Mais ce qui aura été nouveau cette semaine c'est que le "digital workplace" est passé du col blanc au col bleu. Le télétravail a mis en exergue que le fonctionnement des équipes indispensables à la logistique opérationnelle devaient aussi être raccordées à la "digital workplace". Ce que Amazon savait déjà quand il permet à son client de suivre son livreur qui arrive chez soi et même de le féliciter pour son travail en première ligne. Dans beaucoup de processus c'est le "middle management" qui effectuaient ces actions, aujourd'hui en télétravail sans contact avec les opérations non suivies en temps réel via l'informatique.

GreenSI a mis en évidence depuis quelques temps le fait que le CRM et la Supply Chain, avec ces personnels de la chaîne essentielle au fonctionnement, du centre d'appel à la camionnette de livraison, se connectaient entre eux maintenant en temps réel et sortaient de l'ERP. Un ERP géré par ces collaborateurs en télétravail qui réalisent leur dépendance à la connexion au réseau.

La crise mets la pression sur la circulation de l'information de bout en bout.

La résilience de la relation clients omnicanale

Les distributeurs qui n'ont pas de site internet ont été purement et simplement rayés de la carte pour leur clientèle confinée, et restreints à un commerce micro-local.
En France, 76 % des entreprises seulement sont présentes sur les réseaux sociaux et 69 % possèdent un site Internet et 26 % pour y vendre des produits et des services.  A Versailles la municipalité à ouvert cette semaine une page Facebook pour supporter ses petits commerçants et leur permettre de retrouver le lien avec leurs clientèle et de s'organiser pour les livraisons.

Ceux qui peuvent en même temps bénéficier d'une logistique de livraison à domicile ou de "Drive" sont en train de prendre leurs parts de marchés. La capacité à être présent en même temps sur tous les canaux, et basculer de l'un à l'autre de façon agile, est devenu un facteur de résilience.
Tous ne croyaient pas trop au concept inventé en France il y a 19 ans. Par exemple Carrefour ou Leclerc qui ont heureusement mis les bouchées doubles en 2018 pour rattraper leur retard.
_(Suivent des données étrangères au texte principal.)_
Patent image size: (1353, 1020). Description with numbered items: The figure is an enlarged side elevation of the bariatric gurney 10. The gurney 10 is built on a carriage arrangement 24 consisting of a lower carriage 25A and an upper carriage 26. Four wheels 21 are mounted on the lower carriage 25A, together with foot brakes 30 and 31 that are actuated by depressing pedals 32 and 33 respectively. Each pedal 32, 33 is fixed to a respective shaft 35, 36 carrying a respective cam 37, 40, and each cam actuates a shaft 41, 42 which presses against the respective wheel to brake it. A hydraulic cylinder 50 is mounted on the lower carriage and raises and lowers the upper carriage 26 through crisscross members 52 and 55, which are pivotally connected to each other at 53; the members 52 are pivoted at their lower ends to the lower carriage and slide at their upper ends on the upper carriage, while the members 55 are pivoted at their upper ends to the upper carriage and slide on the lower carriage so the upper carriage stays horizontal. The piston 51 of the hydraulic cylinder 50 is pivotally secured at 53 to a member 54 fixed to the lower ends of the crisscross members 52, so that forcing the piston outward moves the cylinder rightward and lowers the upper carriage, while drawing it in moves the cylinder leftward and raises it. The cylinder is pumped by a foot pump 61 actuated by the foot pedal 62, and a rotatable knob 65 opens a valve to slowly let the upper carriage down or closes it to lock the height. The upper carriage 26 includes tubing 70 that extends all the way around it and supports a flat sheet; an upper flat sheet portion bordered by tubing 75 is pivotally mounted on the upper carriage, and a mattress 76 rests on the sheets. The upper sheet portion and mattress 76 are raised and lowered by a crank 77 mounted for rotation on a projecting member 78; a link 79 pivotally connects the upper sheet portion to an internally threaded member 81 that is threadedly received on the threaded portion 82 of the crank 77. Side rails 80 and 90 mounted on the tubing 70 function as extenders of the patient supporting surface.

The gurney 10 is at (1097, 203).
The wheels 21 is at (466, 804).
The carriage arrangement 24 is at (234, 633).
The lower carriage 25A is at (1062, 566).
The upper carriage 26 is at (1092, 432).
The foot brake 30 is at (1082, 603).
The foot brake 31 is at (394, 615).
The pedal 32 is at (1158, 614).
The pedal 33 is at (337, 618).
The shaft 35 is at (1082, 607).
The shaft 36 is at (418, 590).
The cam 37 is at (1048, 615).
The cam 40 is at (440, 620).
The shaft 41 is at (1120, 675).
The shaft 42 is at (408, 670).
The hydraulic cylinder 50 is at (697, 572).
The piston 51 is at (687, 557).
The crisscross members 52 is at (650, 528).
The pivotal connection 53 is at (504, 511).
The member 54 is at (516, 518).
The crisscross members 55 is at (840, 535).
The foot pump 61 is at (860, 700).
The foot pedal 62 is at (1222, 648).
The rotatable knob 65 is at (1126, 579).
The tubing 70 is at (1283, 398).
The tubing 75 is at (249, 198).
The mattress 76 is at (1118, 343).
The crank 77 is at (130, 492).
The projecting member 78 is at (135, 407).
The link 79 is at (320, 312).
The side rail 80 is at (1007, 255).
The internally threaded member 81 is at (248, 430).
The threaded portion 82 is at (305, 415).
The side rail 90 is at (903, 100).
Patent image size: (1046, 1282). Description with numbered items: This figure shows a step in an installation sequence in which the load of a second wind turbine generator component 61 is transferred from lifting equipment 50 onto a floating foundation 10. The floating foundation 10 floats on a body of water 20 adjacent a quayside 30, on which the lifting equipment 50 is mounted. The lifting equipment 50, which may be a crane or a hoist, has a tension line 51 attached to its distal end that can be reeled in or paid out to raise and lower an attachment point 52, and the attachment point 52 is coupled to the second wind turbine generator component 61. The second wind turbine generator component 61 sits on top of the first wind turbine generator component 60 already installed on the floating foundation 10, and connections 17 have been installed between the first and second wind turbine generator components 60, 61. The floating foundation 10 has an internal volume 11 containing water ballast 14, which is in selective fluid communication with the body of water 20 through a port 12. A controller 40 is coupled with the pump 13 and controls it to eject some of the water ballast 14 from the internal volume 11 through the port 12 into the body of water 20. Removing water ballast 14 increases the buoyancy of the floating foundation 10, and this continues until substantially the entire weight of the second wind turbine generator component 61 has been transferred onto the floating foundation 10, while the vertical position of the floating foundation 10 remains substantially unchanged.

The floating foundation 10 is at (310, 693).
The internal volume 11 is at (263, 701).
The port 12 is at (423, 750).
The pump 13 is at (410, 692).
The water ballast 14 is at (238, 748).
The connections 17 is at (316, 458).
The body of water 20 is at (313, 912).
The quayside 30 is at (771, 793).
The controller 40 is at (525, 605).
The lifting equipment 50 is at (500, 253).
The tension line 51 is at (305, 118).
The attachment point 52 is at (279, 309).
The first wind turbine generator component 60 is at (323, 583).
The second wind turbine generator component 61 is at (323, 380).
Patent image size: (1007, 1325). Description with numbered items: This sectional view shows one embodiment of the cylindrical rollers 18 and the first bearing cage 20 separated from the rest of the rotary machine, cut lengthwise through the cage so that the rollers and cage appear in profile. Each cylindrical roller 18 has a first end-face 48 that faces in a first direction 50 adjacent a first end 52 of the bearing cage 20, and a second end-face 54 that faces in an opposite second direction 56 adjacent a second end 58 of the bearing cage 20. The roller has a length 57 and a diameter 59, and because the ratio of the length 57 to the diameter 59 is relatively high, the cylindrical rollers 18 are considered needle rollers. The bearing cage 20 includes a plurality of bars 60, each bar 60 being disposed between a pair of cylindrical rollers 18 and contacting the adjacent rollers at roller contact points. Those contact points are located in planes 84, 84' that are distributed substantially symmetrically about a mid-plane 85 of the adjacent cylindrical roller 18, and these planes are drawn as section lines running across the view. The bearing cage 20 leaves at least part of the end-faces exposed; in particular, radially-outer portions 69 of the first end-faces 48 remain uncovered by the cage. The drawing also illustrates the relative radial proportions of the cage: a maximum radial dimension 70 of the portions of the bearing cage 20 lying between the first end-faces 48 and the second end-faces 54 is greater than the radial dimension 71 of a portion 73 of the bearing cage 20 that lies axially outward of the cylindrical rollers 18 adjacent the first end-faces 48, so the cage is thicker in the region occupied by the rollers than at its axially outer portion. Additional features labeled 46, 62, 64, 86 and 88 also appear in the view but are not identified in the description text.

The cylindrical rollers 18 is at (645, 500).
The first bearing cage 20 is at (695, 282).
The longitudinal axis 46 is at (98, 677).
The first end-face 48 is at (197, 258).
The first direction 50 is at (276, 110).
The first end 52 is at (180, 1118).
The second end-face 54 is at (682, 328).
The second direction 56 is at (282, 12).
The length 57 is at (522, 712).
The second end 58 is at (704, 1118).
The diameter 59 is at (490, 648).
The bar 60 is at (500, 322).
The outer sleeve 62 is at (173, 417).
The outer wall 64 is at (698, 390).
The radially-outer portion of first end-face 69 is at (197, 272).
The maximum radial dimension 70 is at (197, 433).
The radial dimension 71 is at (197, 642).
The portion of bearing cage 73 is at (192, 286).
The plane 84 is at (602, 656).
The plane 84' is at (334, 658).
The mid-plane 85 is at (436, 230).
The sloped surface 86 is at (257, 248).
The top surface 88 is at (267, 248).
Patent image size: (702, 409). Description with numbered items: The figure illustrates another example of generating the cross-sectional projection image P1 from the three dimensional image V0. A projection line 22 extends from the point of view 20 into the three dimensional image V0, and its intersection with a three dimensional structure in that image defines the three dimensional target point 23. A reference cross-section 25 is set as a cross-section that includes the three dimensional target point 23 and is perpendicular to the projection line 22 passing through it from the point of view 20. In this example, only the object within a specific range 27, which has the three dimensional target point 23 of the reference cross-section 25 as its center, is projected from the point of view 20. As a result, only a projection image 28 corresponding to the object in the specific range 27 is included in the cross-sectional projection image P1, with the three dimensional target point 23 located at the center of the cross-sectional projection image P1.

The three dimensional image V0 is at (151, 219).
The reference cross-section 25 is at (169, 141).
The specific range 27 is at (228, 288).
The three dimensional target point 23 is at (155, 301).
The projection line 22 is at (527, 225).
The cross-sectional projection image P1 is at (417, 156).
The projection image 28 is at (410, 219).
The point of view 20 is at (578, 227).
Il y aura un avant et un après confinement pour la stratégie logistique, sa résilience et son intégration plus forte dans un modèle de relations clients. En Chine l'impact a aussi été important dans les paiements électroniques et toutes les technologies "sans contact", du smartphone au drone.



On voit cependant après une semaine que certains ne peuvent plus suivre leur offre (délais de pick-up saturés) et ferment leurs sites qui ne tiennent pas la cadence imposée par une forte attente. Cette crise est aussi un test de scalabilité du modèle qui sera riche d'enseignements pour ces enseignes.


La crise actuelle aura donc poussé tous les acteurs à franchir en une semaine des étapes de progression de leur transformation digitale qui n'étaient pas dans leur agenda à moyen terme. Certaines y arriveront malgré la complexité de la période, et c'est même peut-être un objectif de motivation des équipes et de conquête de positions durables, mais d'autres n'y arriveront pas. La question pour chacun sera alors de savoir si l'après crise sera exploité pour en faire un nouveau modèle opérationnel et progresser plus loin dans la transformation.

Comme John P. Kotter l'avait mis en image il y a 14 ans pour accompagner sa démarche, la crise reste un accélérateur de l'émergence de nouveaux modes d'organisation et de la conduite des changements associée.